In closing this week’s reading we find Iris again mulling the question of her own authorship of her story, both in the living of it and its remembrance:

I say “her,” because I don’t recall having been present, not in any meaningful sense of the word. I and the girl in the picture have ceased to be the same person. I am her outcome, the result of the life she once lived headlong; whereas she, if she can be said to exist at all, is composed only of what I remember. I have the better view — I can see her clearly, most of the time. But even if she knew enough to look, she can’t see me at all. (p.292)
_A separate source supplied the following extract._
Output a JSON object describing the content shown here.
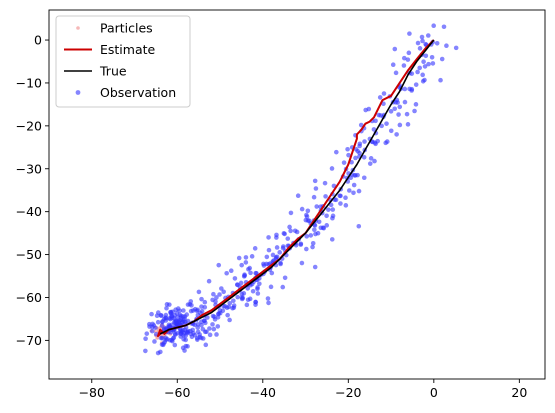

Iris seems to note in herself a temptation to perform upon her memories something like the procedure her sister once performed on family photos: erasing, colourising at whim, reforming. Even one’s former self is something recognised as a construction, and something which one is granted all power to judge and no power to change. Unless, of course, consolation can be found in being the last one to tell the story, uncorrected.

• • •

One final note from me this week, and I like its similarity to the way I closed last Sunday’s newsletter. I expect you all went away and read your Keats! And this week your homework is the short poem Iris is reaching to remember aboard her ocean liner. No doubt it is from her time under the tutelage of Miss Violence, for it is of course Tennyson. Of particular note for us, I think, the final stanza:

Break, break, break 
At the foot of thy crags, O Sea! 
But the tender grace of a day that is dead 
Will never come back to me.

• • •

My thanks as always to those who dropped me a line this week, it’s always appreciated. Apologies if I didn’t get back to you individually - just know that I get a kick out of your insights and to see so many of you enjoying the novel. (A specific shout out to the ‘ice’ and ‘lily’ hunters amongst you who seem to be wearing out your highlighters!)

You may have noted that tomorrow we dip back into Laura’s novel. I will see you back here in a week to talk about everything up to the end of the chapter ‘Sunnyside’ (p403 in the Virago paperback).